Ia pun melangkahkan kaki menuju tempat duduknya yang terletak di depan kelas. Suasana ruang kelas yang sunyi terdengar sangat damai di telinga Wylie. Sambil menenggak air dari botol, kedua matanya sesekali melirik ke arah Shaquille yang bahkan tak peduli akan keberadaannya sama sekali. Namun itulah yang membuatnya menarik. Semakin dingin anak itu, justru semakin terlihat memesona dalam pandangan Wylie.
“Aku dengar... kau sedang tidak enak badan, ya?” lontar Wylie berbasa-basi dari kejauhan. Lelaki itu mengarahkan pandangannya pada Wylie, kulitnya yang pucat pasi membuat kedua pipi yang memerah menyerupai warna kelopak bunga mawar itu terlihat dengan sangat jelas. Sial, sial, ini adalah kali pertamanya mengajak Shaquille berbicara. Betapa canggungnya. Rasanya ingin cepat-cepat menggali sebuah lubang lalu masuk dan bersembunyi di dalamnya.
“Ya,” jawab Shaquille singkat. Suaranya yang berat juga dingin seketika membuat perasaan Wylie menjadi tak stabil. Wylie tak menjawab, ia bahkan tak berani bertatap-tatapan dengan Shaquille. Jantungnya berdegup tak karuan. Keringat dingin mengucuri sekujur tubuhnya. Karena tak ada alasan untuk berada di kelas lebih lama lagi, Wylie pun kembali berjalan keluar kelas dengan gaya berjalan menyerupai penguin. Betapa kikuknya. Selain itu, ia juga tak ingin membuat dirinya terlihat ‘cari perhatian’ di hadapan laki-laki yang ditaksirnya itu.
***
Hari telah menjelang sore. Wylie yang pulang terlambat karena dirinya kebagian jadwal piket kelas itu tengah berjalan menelurusi koridor sekolah yang sepi, sengaja melewati ruang musik sekolah di mana Shaquille tengah berlatih violin sendirian. Begitu tiba di depan ruang musik, kedua telinganya langsung menangkap suara gesekan violin yang terdengar amat memikat. Kakinya berjinjit mengintip melalui jendela. Dan sesuai dugaannya, terlihat Shaquille yang tengah memainkan violin kayu miliknya, berduaan saja dalam ruangan yang disirami cahaya matahari.

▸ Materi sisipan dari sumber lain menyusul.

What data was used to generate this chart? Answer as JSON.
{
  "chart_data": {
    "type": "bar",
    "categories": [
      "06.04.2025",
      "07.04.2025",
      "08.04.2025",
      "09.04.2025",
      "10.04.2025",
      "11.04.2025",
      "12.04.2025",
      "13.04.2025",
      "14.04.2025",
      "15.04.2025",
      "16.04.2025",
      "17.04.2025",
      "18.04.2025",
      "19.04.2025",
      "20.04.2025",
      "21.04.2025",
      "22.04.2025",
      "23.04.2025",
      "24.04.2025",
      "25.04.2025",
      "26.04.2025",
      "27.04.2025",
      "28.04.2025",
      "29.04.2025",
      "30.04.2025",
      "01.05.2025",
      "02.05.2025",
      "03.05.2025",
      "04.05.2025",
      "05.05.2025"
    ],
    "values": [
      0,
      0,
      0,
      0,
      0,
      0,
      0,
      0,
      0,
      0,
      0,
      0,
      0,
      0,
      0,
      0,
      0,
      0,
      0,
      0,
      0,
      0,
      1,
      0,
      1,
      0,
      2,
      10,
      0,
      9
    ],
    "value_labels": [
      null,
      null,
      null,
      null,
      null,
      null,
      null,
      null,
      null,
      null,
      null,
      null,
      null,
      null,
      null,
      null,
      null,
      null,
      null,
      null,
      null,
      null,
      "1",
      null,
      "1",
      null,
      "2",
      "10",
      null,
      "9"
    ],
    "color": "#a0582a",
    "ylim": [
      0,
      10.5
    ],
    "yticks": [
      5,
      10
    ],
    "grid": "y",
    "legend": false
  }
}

Dengan memejamkan kedua matanya, laki-laki itu menggenggam bagian leher violin dan meletakkan bagian chinrest di atas pundak kirinya. Gesekan violin yang menghasilkan melodi indah itu seakan mengeluarkan not-not musik yang lalu beterbangan di udara, memberkati sepasang telinga Wylie. Tanpa ia sendiri sadari, ia tak berhenti tersenyum selama bermenit-menit lamanya. Lama kelamaan, pupil matanya semakin membesar, sampai-sampai rasanya mau meledak. Perasaan damai yang meledak-ledak. Entahlah, ia sendiri tak tahu bagaimana harus mendeskripsikan perasaannya saat ini.
Ketika tengah asyik-asyiknya menghayati permainan violin itu, Shaquille mendadak berhenti di pertengahan musik. Membuat dahi Wylie berkerut seketika. Shaquille memasukkan alat musik itu ke dalam tas violinnya, lalu merogoh ransel hitam dan mengeluarkan sebuah kotak bekal berwarna putih dari dalamnya. Begitu ia membuka kotak tersebut, dilihatnya beberapa potong daging kecil berwarna kemerahan.
Tiba-tiba saja, debu-debu halus yang melayang-layang melalui jalur cahaya matahari membuat Wylie bersin dengan begitu kencang. Gadis itu pun spontan terduduk dan bersembunyi di balik dinding sambil menutupi mulutnya yang tak bisa diajak bekerja sama. Keadaan mendadak hening selama beberapa saat. Sudah pasti Shaquille mendengar suara bersinnya, akan tetapi Wylie tak berani untuk mengeceknya.
“Keluarlah,” lontar Shaquille memecah keheningan. Mengetahui kalau dirinya telah ketahuan, Wylie memegangi dadanya yang bergetar kencang. Sebab tak ada alasan untuk bersembunyi lagi, Wylie kembali bangkit dan menampakkan dirinya dengan masuk melalui pintu depan. Shaquille menatapnya dengan normal, seakan-akan tak ada apa pun yang terjadi. Bukannya melayangkan tatapan tajam yang menusuk, laki-laki itu hanya membuka kedua matanya lebar-lebar.